Periodista

Como no podía ser de otra manera, los cacereños vuelven a ser espectadores de la fiesta del Carnaval. Y es que el tiempo no acompaña, como suele decirse. Cáceres prefiere, una vez más, no quitarse el disfraz, ése que luce orgullosa durante todo el año; el que arropa la cara menos amable de la vida, el que nos hace caer en las imprudencias, la insolidaridad, la intolerancia o, simplemente, los malos modos. Lo cotidiano se viste con la ropa más amarga, el del estrés y el conformismo para no cambiar nada de lo que nos asfixia. Cada año, puntualmente, el Carnaval nos da la oportunidad de quitarnos ese antifaz y, cada año, se rechaza. Los ricos ya no se visten de pobres; los hombres ya no van de mujeres; los ateos, de obispos; los pacifistas, de guerreros; los serios, de graciosos o los listos, de torpes.

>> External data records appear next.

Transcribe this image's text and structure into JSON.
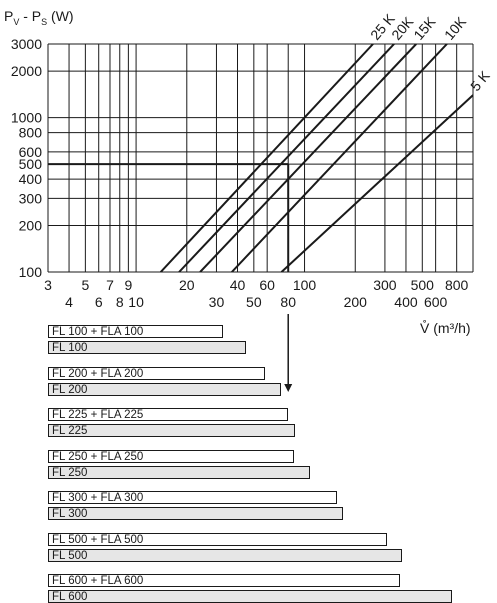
{
  "chart_data": [
    {
      "type": "line",
      "y_axis_title": "P_V - P_S (W)",
      "x_axis_title": "V̊ (m³/h)",
      "x_scale": "log",
      "y_scale": "log",
      "xlim": [
        3,
        1000
      ],
      "ylim": [
        100,
        3000
      ],
      "grid": true,
      "x_ticks": [
        3,
        4,
        5,
        6,
        7,
        8,
        9,
        10,
        20,
        30,
        40,
        50,
        60,
        80,
        100,
        200,
        300,
        400,
        500,
        600,
        800
      ],
      "y_ticks": [
        100,
        200,
        300,
        400,
        500,
        600,
        800,
        1000,
        2000,
        3000
      ],
      "series": [
        {
          "name": "25 K",
          "x": [
            14,
            255
          ],
          "y": [
            100,
            3000
          ]
        },
        {
          "name": "20K",
          "x": [
            18,
            340
          ],
          "y": [
            100,
            3000
          ]
        },
        {
          "name": "15K",
          "x": [
            24,
            460
          ],
          "y": [
            100,
            3000
          ]
        },
        {
          "name": "10K",
          "x": [
            37,
            700
          ],
          "y": [
            100,
            3000
          ]
        },
        {
          "name": "5 K",
          "x": [
            73,
            1000
          ],
          "y": [
            100,
            1400
          ]
        }
      ],
      "reading_example": {
        "power": 500,
        "flow": 80
      }
    },
    {
      "type": "bar",
      "categories": [
        "FL 100 + FLA 100",
        "FL 100",
        "FL 200 + FLA 200",
        "FL 200",
        "FL 225 + FLA 225",
        "FL 225",
        "FL 250 + FLA 250",
        "FL 250",
        "FL 300 + FLA 300",
        "FL 300",
        "FL 500 + FLA 500",
        "FL 500",
        "FL 600 + FLA 600",
        "FL 600"
      ],
      "values": [
        33,
        45,
        58,
        72,
        80,
        88,
        86,
        108,
        155,
        170,
        310,
        380,
        370,
        750
      ],
      "bar_styles": [
        "plain",
        "shaded",
        "plain",
        "shaded",
        "plain",
        "shaded",
        "plain",
        "shaded",
        "plain",
        "shaded",
        "plain",
        "shaded",
        "plain",
        "shaded"
      ],
      "orientation": "horizontal",
      "value_axis": "shared V̊ (m³/h) scale"
    }
  ],
  "colors": {
    "line": "#1a1a1a",
    "grid": "#1a1a1a",
    "bar_fill": "#e6e6e6"
  }
}
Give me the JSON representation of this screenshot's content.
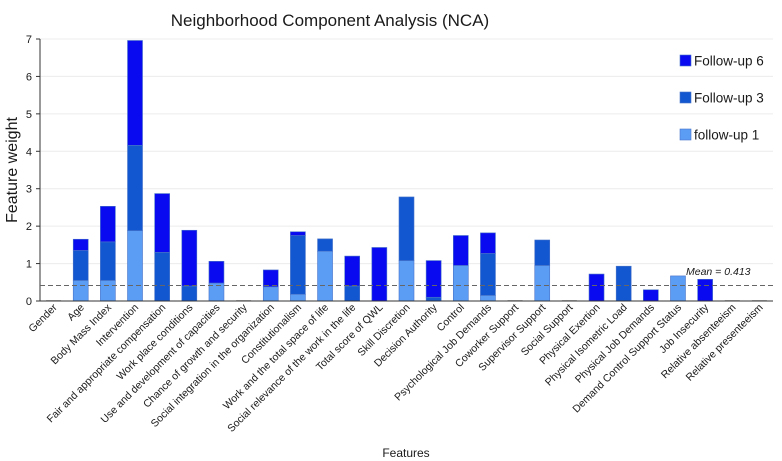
{
  "chart_data": {
    "type": "bar",
    "stacked": true,
    "title": "Neighborhood Component Analysis (NCA)",
    "xlabel": "Features",
    "ylabel": "Feature weight",
    "ylim": [
      0,
      7
    ],
    "yticks": [
      0,
      1,
      2,
      3,
      4,
      5,
      6,
      7
    ],
    "categories": [
      "Gender",
      "Age",
      "Body Mass Index",
      "Intervention",
      "Fair and appropriate compensation",
      "Work place conditions",
      "Use and development of capacities",
      "Chance of growth and security",
      "Social integration in the organization",
      "Constitutionalism",
      "Work and the total space of life",
      "Social relevance of the work in the life",
      "Total score of QWL",
      "Skill Discretion",
      "Decision Authority",
      "Control",
      "Psychological Job Demands",
      "Coworker Support",
      "Supervisor Support",
      "Social Support",
      "Physical Exertion",
      "Physical Isometric Load",
      "Physical Job Demands",
      "Demand Control Support Status",
      "Job Insecurity",
      "Relative absenteeism",
      "Relative presenteeism"
    ],
    "series": [
      {
        "name": "follow-up 1",
        "color": "#5b9cf5",
        "values": [
          0,
          0.55,
          0.55,
          1.88,
          0,
          0,
          0.48,
          0,
          0.38,
          0.18,
          1.33,
          0,
          0,
          1.08,
          0,
          0.95,
          0.15,
          0,
          0.95,
          0,
          0,
          0,
          0,
          0.67,
          0,
          0,
          0
        ]
      },
      {
        "name": "Follow-up 3",
        "color": "#1357d0",
        "values": [
          0,
          0.8,
          1.03,
          2.28,
          1.3,
          0.4,
          0,
          0,
          0,
          1.57,
          0.33,
          0.4,
          0,
          1.7,
          0.1,
          0,
          1.12,
          0,
          0.68,
          0,
          0,
          0.93,
          0,
          0,
          0,
          0,
          0
        ]
      },
      {
        "name": "Follow-up 6",
        "color": "#0a0af0",
        "values": [
          0,
          0.3,
          0.95,
          2.8,
          1.57,
          1.49,
          0.58,
          0,
          0.45,
          0.1,
          0,
          0.8,
          1.43,
          0,
          0.98,
          0.8,
          0.55,
          0,
          0,
          0,
          0.72,
          0,
          0.3,
          0,
          0.58,
          0,
          0
        ]
      }
    ],
    "legend": [
      "Follow-up 6",
      "Follow-up 3",
      "follow-up 1"
    ],
    "legend_position": "top-right",
    "mean": 0.413,
    "mean_label": "Mean = 0.413",
    "grid": false
  }
}
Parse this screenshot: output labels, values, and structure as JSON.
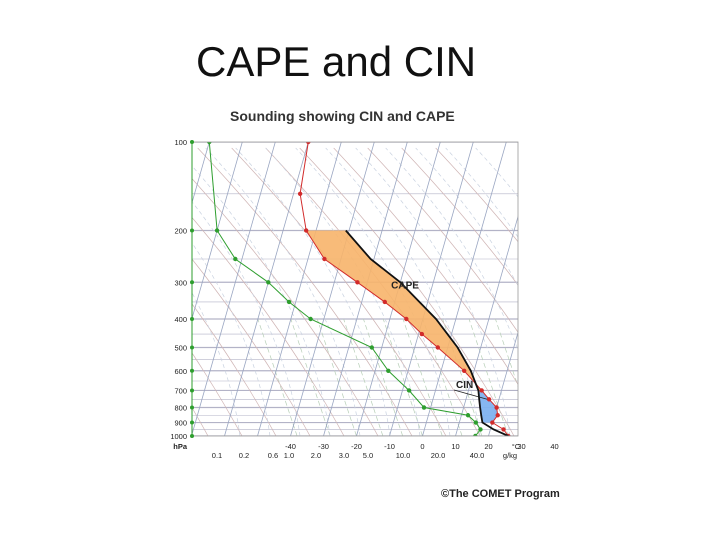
{
  "slide": {
    "title": "CAPE and CIN"
  },
  "credit": "©The COMET Program",
  "colors": {
    "isobar": "#b3b3c7",
    "isotherm": "#9aa6c2",
    "dry_adiabat": "#cfb4b4",
    "moist_adiabat": "#c9d2e0",
    "mixing_ratio": "#b7cfb7",
    "temperature": "#d22b2b",
    "dewpoint": "#2e9e2e",
    "parcel": "#111111",
    "cape_fill": "#f7b46a",
    "cin_fill": "#7fb2f0"
  },
  "chart_data": {
    "type": "skew-t",
    "title": "Sounding showing CIN and CAPE",
    "pressure_unit_label": "hPa",
    "temperature_unit_label": "°C",
    "mixing_ratio_unit_label": "g/kg",
    "pressure_ticks": [
      "100",
      "200",
      "300",
      "400",
      "500",
      "600",
      "700",
      "800",
      "900",
      "1000"
    ],
    "temperature_ticks": [
      "-40",
      "-30",
      "-20",
      "-10",
      "0",
      "10",
      "20",
      "30",
      "40"
    ],
    "mixing_ratio_ticks": [
      "0.1",
      "0.2",
      "0.6",
      "1.0",
      "2.0",
      "3.0",
      "5.0",
      "10.0",
      "20.0",
      "40.0"
    ],
    "temperature_profile": [
      {
        "p": 1000,
        "t": 26
      },
      {
        "p": 950,
        "t": 24
      },
      {
        "p": 900,
        "t": 20
      },
      {
        "p": 850,
        "t": 21
      },
      {
        "p": 800,
        "t": 20
      },
      {
        "p": 750,
        "t": 17
      },
      {
        "p": 700,
        "t": 14
      },
      {
        "p": 600,
        "t": 7
      },
      {
        "p": 500,
        "t": -3
      },
      {
        "p": 450,
        "t": -9
      },
      {
        "p": 400,
        "t": -15
      },
      {
        "p": 350,
        "t": -23
      },
      {
        "p": 300,
        "t": -33
      },
      {
        "p": 250,
        "t": -45
      },
      {
        "p": 200,
        "t": -53
      },
      {
        "p": 150,
        "t": -58
      },
      {
        "p": 100,
        "t": -60
      }
    ],
    "dewpoint_profile": [
      {
        "p": 1000,
        "t": 16
      },
      {
        "p": 950,
        "t": 17
      },
      {
        "p": 900,
        "t": 15
      },
      {
        "p": 850,
        "t": 12
      },
      {
        "p": 800,
        "t": -2
      },
      {
        "p": 700,
        "t": -8
      },
      {
        "p": 600,
        "t": -16
      },
      {
        "p": 500,
        "t": -23
      },
      {
        "p": 400,
        "t": -44
      },
      {
        "p": 350,
        "t": -52
      },
      {
        "p": 300,
        "t": -60
      },
      {
        "p": 250,
        "t": -72
      },
      {
        "p": 200,
        "t": -80
      },
      {
        "p": 100,
        "t": -90
      }
    ],
    "parcel_profile": [
      {
        "p": 1000,
        "t": 26
      },
      {
        "p": 950,
        "t": 21
      },
      {
        "p": 900,
        "t": 17
      },
      {
        "p": 850,
        "t": 16
      },
      {
        "p": 800,
        "t": 15
      },
      {
        "p": 750,
        "t": 14
      },
      {
        "p": 700,
        "t": 13
      },
      {
        "p": 600,
        "t": 9
      },
      {
        "p": 500,
        "t": 3
      },
      {
        "p": 400,
        "t": -6
      },
      {
        "p": 300,
        "t": -20
      },
      {
        "p": 250,
        "t": -31
      },
      {
        "p": 200,
        "t": -41
      }
    ],
    "cape": {
      "label": "CAPE",
      "p_bottom": 700,
      "p_top": 200
    },
    "cin": {
      "label": "CIN",
      "p_bottom": 900,
      "p_top": 700
    }
  }
}
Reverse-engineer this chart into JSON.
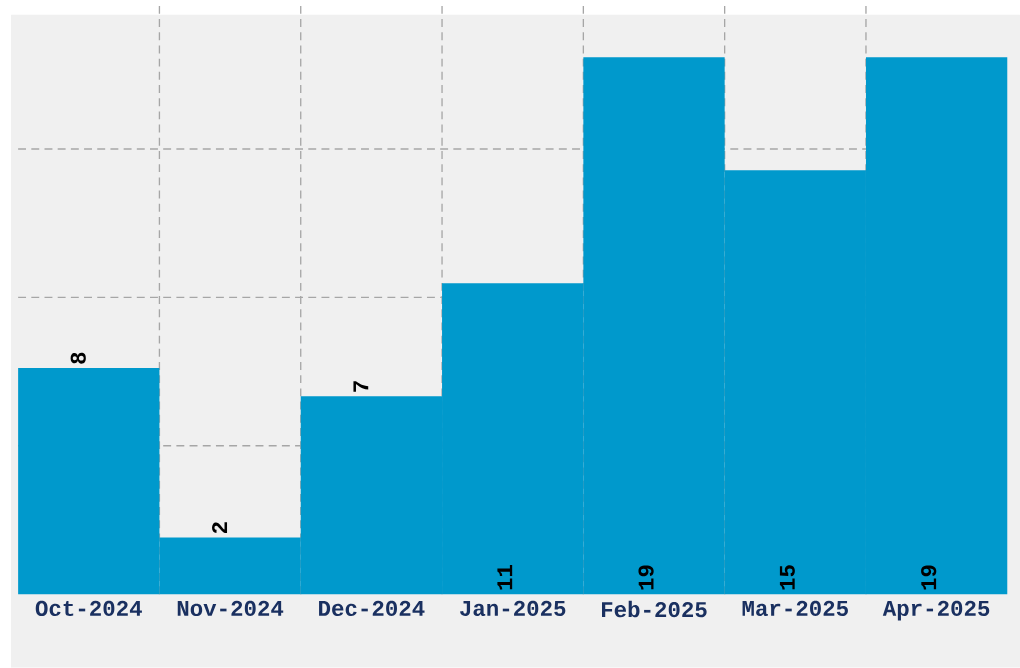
{
  "chart_data": {
    "type": "bar",
    "categories": [
      "Oct-2024",
      "Nov-2024",
      "Dec-2024",
      "Jan-2025",
      "Feb-2025",
      "Mar-2025",
      "Apr-2025"
    ],
    "values": [
      8,
      2,
      7,
      11,
      19,
      15,
      19
    ],
    "color": "#0099cc",
    "data_labels": true,
    "ylim": [
      0,
      21
    ],
    "yticks": [
      {
        "value": 5.25,
        "label": null
      },
      {
        "value": 10.5,
        "label": null
      },
      {
        "value": 15.75,
        "label": null
      }
    ],
    "tick_labels": "x",
    "grid": true
  }
}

El Carnaval tiene la facultad de cambiar las cosas, aunque sea por unas horas. Renunciar a esta posibilidad es renunciar a un pedazo de nuestra libertad. No basta con ver cómo se divierte el resto; lo importante es involucrarse en esa diversión y hacer de esta fiesta algo de todos. El Carnaval esconde, en sí mismo, los suficientes atractivos para que los cacereños se quiten la careta y se echen a la calle para mostrarse tal como son. Es hora ya de levantarse del patio de butacas y salir al escenario; al fin y al cabo, sólo es proponérselo. Qué fiesta, si no, logra que Teodoro Casado se quite la corbata, que en el primer día deje afónico al incombustible de Franquete o que cientos de tambores llenen la plaza a un único compás. Todo eso y mucho más es el Carnaval, el mismo que hoy llenará las calles de meros observadores.